Bienvenidos al mundo de Pascual Condito, dueño de la histórica distribuidora Primer Plano Film Group y un resistidor, casi un ludita, de los innovadores métodos para picar carne del cine capitalista. Llegado de la baja Italia a los cinco años y amante apasionado (bah, apasionado es poco) del cine desde los ocho, Condito creó un búnker en el microcentro porteño desde donde se abastecen las producciones locales más ingeniosas, a través de un medio de distribución igualmente artesanal.
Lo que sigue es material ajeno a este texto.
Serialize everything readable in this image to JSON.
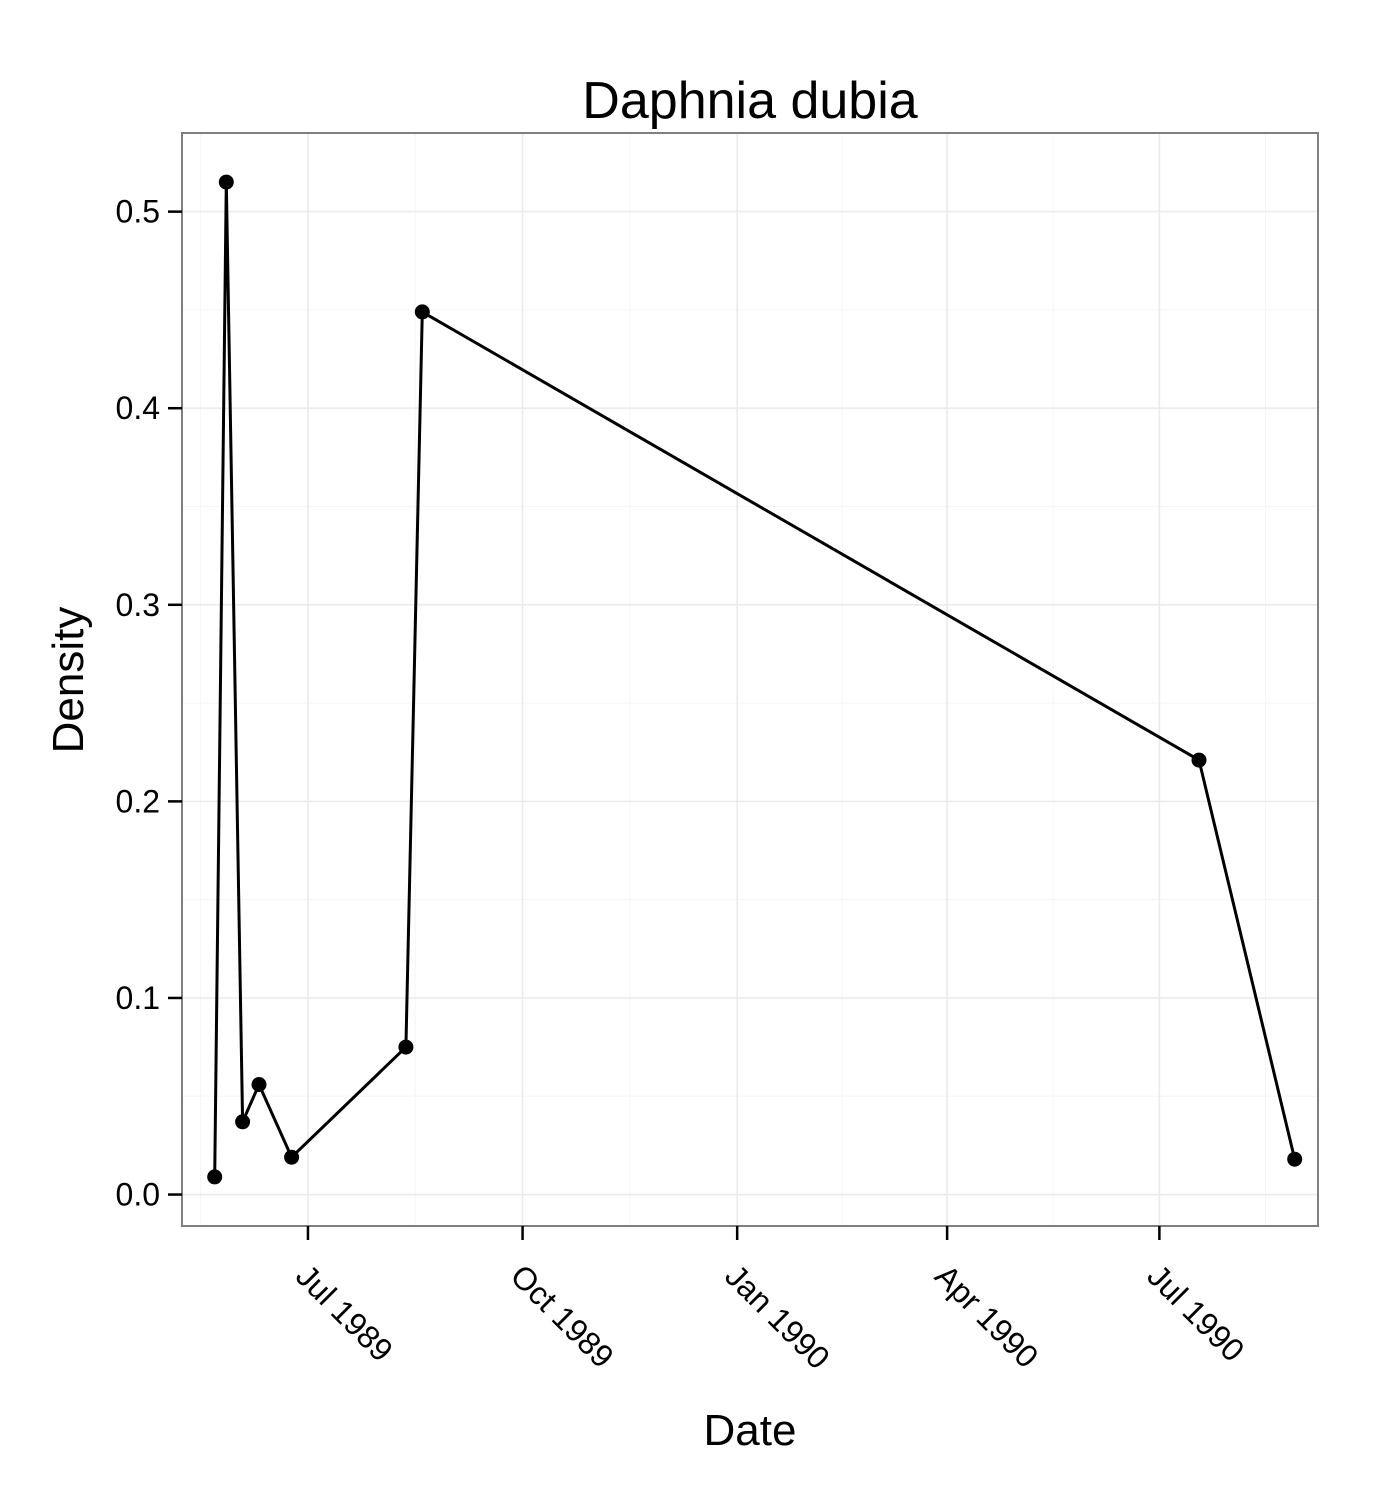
{
  "chart_data": {
    "type": "line",
    "title": "Daphnia dubia",
    "xlabel": "Date",
    "ylabel": "Density",
    "x_ticks": [
      {
        "date": "1989-07-01",
        "label": "Jul 1989"
      },
      {
        "date": "1989-10-01",
        "label": "Oct 1989"
      },
      {
        "date": "1990-01-01",
        "label": "Jan 1990"
      },
      {
        "date": "1990-04-01",
        "label": "Apr 1990"
      },
      {
        "date": "1990-07-01",
        "label": "Jul 1990"
      }
    ],
    "y_ticks": [
      {
        "value": 0.0,
        "label": "0.0"
      },
      {
        "value": 0.1,
        "label": "0.1"
      },
      {
        "value": 0.2,
        "label": "0.2"
      },
      {
        "value": 0.3,
        "label": "0.3"
      },
      {
        "value": 0.4,
        "label": "0.4"
      },
      {
        "value": 0.5,
        "label": "0.5"
      }
    ],
    "xlim": [
      "1989-05-08",
      "1990-09-07"
    ],
    "ylim": [
      -0.016,
      0.54
    ],
    "grid": true,
    "legend": "none",
    "series": [
      {
        "color": "#000000",
        "points": [
          {
            "x": "1989-05-22",
            "y": 0.009
          },
          {
            "x": "1989-05-27",
            "y": 0.515
          },
          {
            "x": "1989-06-03",
            "y": 0.037
          },
          {
            "x": "1989-06-10",
            "y": 0.056
          },
          {
            "x": "1989-06-24",
            "y": 0.019
          },
          {
            "x": "1989-08-12",
            "y": 0.075
          },
          {
            "x": "1989-08-19",
            "y": 0.449
          },
          {
            "x": "1990-07-18",
            "y": 0.221
          },
          {
            "x": "1990-08-28",
            "y": 0.018
          }
        ]
      }
    ]
  }
}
Aquel búnker (hoy trasladado a una nueva sede) fue en sus últimos años un depósito, una romería de viejos afiches y obsoletos DVDs que puso pecho a la avanzada de multicines y el consumo de la era download, mientras Pascual, el actor con más cameos del cine argentino, sigue siendo el mismo tano rezongón y pesimista, siempre con una chispa de esperanza para que el show no decaiga y para que sus hijos adolescentes descubran algún día a Vittorio Gassman. Tal es la estatura de Condito que por su oficina pasan a tomar café y discutir de cine las figuras locales más relevantes, desde Raúl Perrone, Juan Villegas, Marcelo Piñeyro y Lisandro Alonso hasta el staff de El Amante y Haciendo Cine. ¿Un documental para cinéfilos? Puede ser, pero también es un testimonio sobre el submundo del cine que merece ser divulgado.